Policymakers in education, privacy advocates, parents, and those working in education technology (EdTech) are often pupils themselves – of student privacy laws. In the absence of a comprehensive baseline consumer privacy law, student privacy is addressed by a patchwork of state and federal laws. With more and more states legislating around privacy in new and novel ways, understanding these laws has become challenging.
To help sort through this maze of laws, CDT developed a state-by-state survey of student privacy laws, along with a great team at BakerHostetler. This student privacy compendium is a tremendous resource for privacy advocates, policymakers, and anyone who wants to know more about how student data in their state is protected.
California’s Student Online Personal Information Protect Act (SOPIPA) is an example of a state developing a comprehensive law for student privacy and serves as a model for many other states thinking about the issue. However, as the compendium makes clear, many state laws are far less protective and use very different approaches, including variations in when personally identifiable information may be collected and stored, or in determining when school administrators and third parties have access to student data and what they are allowed to do with it.

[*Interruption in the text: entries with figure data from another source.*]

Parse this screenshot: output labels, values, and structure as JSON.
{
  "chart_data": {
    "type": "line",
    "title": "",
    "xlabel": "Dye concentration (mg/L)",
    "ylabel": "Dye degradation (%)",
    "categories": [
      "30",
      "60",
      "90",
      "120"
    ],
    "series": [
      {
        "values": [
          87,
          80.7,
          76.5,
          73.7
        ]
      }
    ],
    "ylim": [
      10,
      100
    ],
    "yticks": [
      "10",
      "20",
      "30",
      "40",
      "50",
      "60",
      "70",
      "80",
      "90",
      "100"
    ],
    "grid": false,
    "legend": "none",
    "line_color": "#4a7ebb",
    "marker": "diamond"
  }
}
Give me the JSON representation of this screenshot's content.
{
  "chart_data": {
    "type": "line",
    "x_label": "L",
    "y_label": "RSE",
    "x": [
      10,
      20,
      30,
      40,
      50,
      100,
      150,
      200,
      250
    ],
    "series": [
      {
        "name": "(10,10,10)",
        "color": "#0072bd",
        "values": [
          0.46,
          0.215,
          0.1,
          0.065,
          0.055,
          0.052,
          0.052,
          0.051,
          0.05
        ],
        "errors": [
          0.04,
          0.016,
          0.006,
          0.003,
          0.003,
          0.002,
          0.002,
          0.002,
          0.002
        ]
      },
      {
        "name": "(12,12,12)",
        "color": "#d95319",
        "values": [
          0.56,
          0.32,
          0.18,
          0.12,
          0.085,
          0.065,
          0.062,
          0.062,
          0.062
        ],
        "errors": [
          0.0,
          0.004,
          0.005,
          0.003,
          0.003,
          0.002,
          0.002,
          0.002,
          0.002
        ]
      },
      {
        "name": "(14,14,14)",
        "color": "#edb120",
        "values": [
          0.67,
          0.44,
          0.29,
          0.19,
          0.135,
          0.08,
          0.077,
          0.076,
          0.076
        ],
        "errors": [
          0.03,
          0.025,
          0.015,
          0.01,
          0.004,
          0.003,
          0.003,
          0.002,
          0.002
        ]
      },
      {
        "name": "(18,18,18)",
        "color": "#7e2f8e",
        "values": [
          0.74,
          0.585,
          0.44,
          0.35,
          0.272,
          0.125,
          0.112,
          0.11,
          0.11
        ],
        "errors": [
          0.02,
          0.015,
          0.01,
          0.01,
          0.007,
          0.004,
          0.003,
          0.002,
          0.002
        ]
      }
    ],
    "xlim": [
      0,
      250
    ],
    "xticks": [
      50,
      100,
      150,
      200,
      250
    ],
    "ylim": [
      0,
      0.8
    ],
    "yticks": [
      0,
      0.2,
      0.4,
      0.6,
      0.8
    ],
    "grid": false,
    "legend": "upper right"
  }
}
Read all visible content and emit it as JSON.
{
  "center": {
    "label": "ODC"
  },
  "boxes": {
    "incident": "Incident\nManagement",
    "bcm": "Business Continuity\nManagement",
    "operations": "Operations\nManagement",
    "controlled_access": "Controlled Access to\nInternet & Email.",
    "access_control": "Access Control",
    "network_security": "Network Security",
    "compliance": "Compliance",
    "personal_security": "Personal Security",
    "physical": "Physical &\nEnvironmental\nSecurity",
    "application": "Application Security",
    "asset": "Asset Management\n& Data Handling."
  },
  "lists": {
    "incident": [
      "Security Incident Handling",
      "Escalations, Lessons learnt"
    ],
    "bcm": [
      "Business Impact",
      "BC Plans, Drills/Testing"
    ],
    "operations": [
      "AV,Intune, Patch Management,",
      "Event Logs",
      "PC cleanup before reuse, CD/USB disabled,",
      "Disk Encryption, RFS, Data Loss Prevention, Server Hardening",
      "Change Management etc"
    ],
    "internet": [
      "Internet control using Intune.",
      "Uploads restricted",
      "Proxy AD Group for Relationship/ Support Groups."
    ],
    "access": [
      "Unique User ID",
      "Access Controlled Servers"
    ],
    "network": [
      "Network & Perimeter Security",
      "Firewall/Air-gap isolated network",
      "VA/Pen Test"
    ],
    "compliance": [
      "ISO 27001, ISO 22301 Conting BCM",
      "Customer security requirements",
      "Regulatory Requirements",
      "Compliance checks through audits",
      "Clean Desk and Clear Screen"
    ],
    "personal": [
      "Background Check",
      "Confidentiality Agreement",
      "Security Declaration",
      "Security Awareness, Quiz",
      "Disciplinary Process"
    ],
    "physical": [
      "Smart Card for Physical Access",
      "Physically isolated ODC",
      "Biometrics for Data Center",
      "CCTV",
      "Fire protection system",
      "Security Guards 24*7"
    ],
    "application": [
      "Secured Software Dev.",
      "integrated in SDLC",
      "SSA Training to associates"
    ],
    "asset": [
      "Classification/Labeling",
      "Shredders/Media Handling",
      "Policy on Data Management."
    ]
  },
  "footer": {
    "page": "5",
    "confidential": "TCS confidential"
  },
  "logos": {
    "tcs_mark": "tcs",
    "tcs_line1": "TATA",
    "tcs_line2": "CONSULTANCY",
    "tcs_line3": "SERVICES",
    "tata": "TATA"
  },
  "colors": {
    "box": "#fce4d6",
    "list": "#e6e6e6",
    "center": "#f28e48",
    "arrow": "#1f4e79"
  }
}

Federal laws that offer some protections for the privacy of student data include the Family Educational Rights and Privacy Act (FERPA) and the Children’s Online Privacy Protection Act (COPPA). These laws protect educational records, which include student course schedules and grades received, and requiring parental consent before registering for certain online services. But both laws have failed to keep up with the pace of innovation in EdTech, leading to more aggressive legislation in some states, as detailed in the compendium.
Surveying 50 states is not easy work and a lot of smart people put in many hours creating this resource. I’d like to thank Alex Bradshaw, Ian Williams, and Vijay Kasschau from CDT for their contributions. In addition to the folks at BakerHostetler, Will Hellmuth was also instrumental in moving the project forward.